Decidi várias vezes, então, que iria trabalhar fora, que iria abandonar o combinado. Que eu não poderia mais ficar em casa, que eu tinha que ajudar financeiramente - essa parte é a mais difícil. O ego e o orgulho começam a conversar... Poucas não foram as discussões sobre o assunto, mas a imagem que sempre fiz ao final de cada uma delas é mais ou menos assim: eu em pé, uma porta aberta reluzente diante de mim; seguro uma trouxinha (de orgulho) e olho para trás, onde estão o Acklei, a casa, os gatos. E então desisto. Porque se já era difícil comigo em casa, nem quero imaginar se eu não estivesse. Afinal, eu já tinha aprendido que eu era um pilar e o Acklei outro. Nada nunca vai ser mais importante que minha família.

Então eu tava em casa sempre e o Acklei quase nunca. Sorte a minha que sou muito boa com solidão e aprecio minha própria companhia. Isso, lógico, não quer dizer que não sentia falta do meu marido e dos dias quando nossa vida era... normal. Apenas me conformei; isso tinha data pra acabar (e acabou)! Não posso deixar de falar do esforço quase sobrenatural [dele] em me dedicar atenção nos seus curtos períodos livres, em sacudir a poeira e me levar pra jantar, ou ao cinema, ou dar uma volta por onde eu quisesse. Fosses um herói, babe. Gosto de lembrar que transformamos toda pizza em eventos importantes, todo sanduíche em celebração.

A essa altura eu já tinha perdido o medo de São Paulo, do metrô, das pessoas, de dirigir. Aos poucos fui abandonando o GPS e passei a usar maquiagem sempre. Comecei (e terminei) minha [segunda] pós-graduação, fiz amizades (além dos queridos conhecidos através da residência), fiz novos planos, fiz todos os cursos (na minha área profissional) que nosso planejamento permitiu. Mas as coisas continuavam difíceis... porque elas eram.

Agora estou a 11 dias de voltar para Floripa. Escrevi um texto porque essa cidade onde ainda moro mexeu profundamente no meu eu. Well, sei que não foi ela. Mas se mexe comigo, tenho que pôr pra fora, não é o que sempre disse a vida inteira?
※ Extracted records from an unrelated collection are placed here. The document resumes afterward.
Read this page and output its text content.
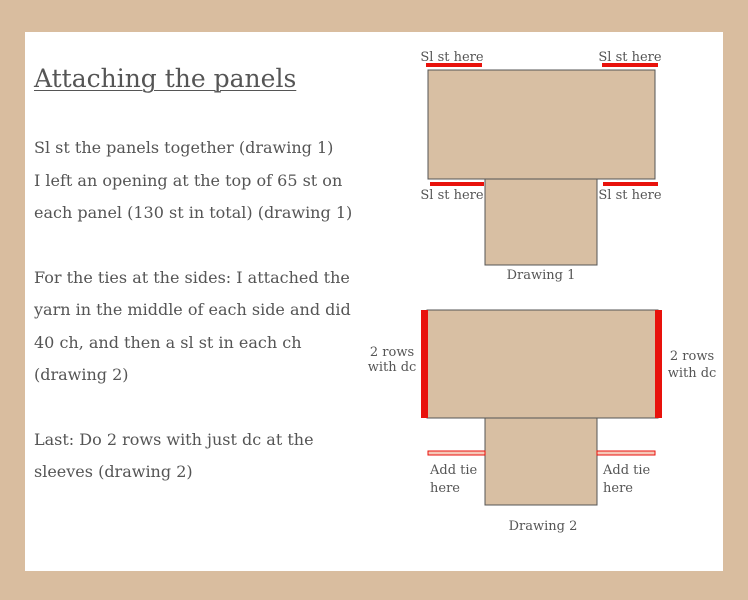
Attaching the panels

Sl st the panels together (drawing 1)
I left an opening at the top of 65 st on each panel (130 st in total) (drawing 1)

For the ties at the sides: I attached the yarn in the middle of each side and did 40 ch, and then a sl st in each ch (drawing 2)

Last: Do 2 rows with just dc at the sleeves (drawing 2)

Sl st here	Sl st here
Sl st here	Sl st here
Drawing 1
2 rows
with dc
2 rows
with dc
Add tie
here
Add tie
here
Drawing 2
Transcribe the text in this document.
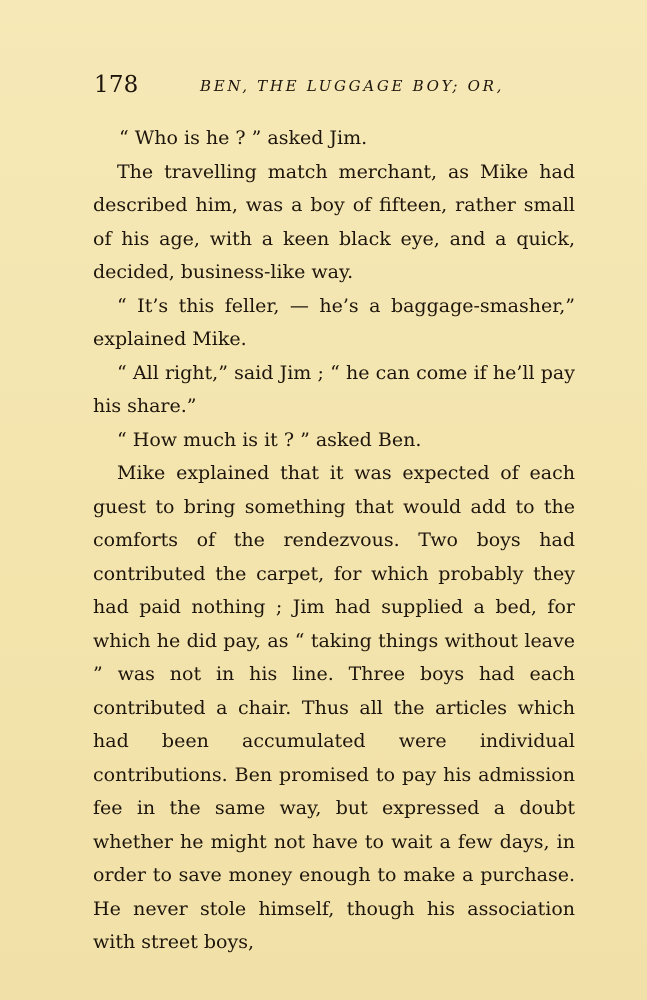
178	BEN, THE LUGGAGE BOY; OR,

“ Who is he ? ” asked Jim.

The travelling match merchant, as Mike had described him, was a boy of fifteen, rather small of his age, with a keen black eye, and a quick, decided, business-like way.

“ It’s this feller, — he’s a baggage-smasher,” explained Mike.

“ All right,” said Jim ; “ he can come if he’ll pay his share.”

“ How much is it ? ” asked Ben.

Mike explained that it was expected of each guest to bring something that would add to the comforts of the rendezvous. Two boys had contributed the carpet, for which probably they had paid nothing ; Jim had supplied a bed, for which he did pay, as “ taking things without leave ” was not in his line. Three boys had each contributed a chair. Thus all the articles which had been accumulated were individual contributions. Ben promised to pay his admission fee in the same way, but expressed a doubt whether he might not have to wait a few days, in order to save money enough to make a purchase. He never stole himself, though his association with street boys,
Sinto-me bem mais heroína que um big brother do Bial (só pra explicar: não acho nenhum bbbosta herói). Faço parte da mobília da minha casa, sei onde se encontram todos os pequenos papéis. Sei olhar pro meu marido e identificar em cada fio de cabelo branco (hihihi) o tamanho de seus esforços. Sei olhar pra mim mesma com respeito por tudo até aqui. Companheirismo, braço forte e compreensão não faltaram para dissipar os momentos difíceis. A residência [médica] foi mais minha do que poderia imaginar porque ela passou a fazer parte dos meus dias, invadindo minha casa, minha vida e levando meu marido, como uma amante atrevida. E não se tinha o que fazer. Stuck in a moment, you know? Na minha trouxinha agora trago minha casa e meu céu. O orgulho não me atormenta mais.

E suja de lama volto, feliz pelo bom combate.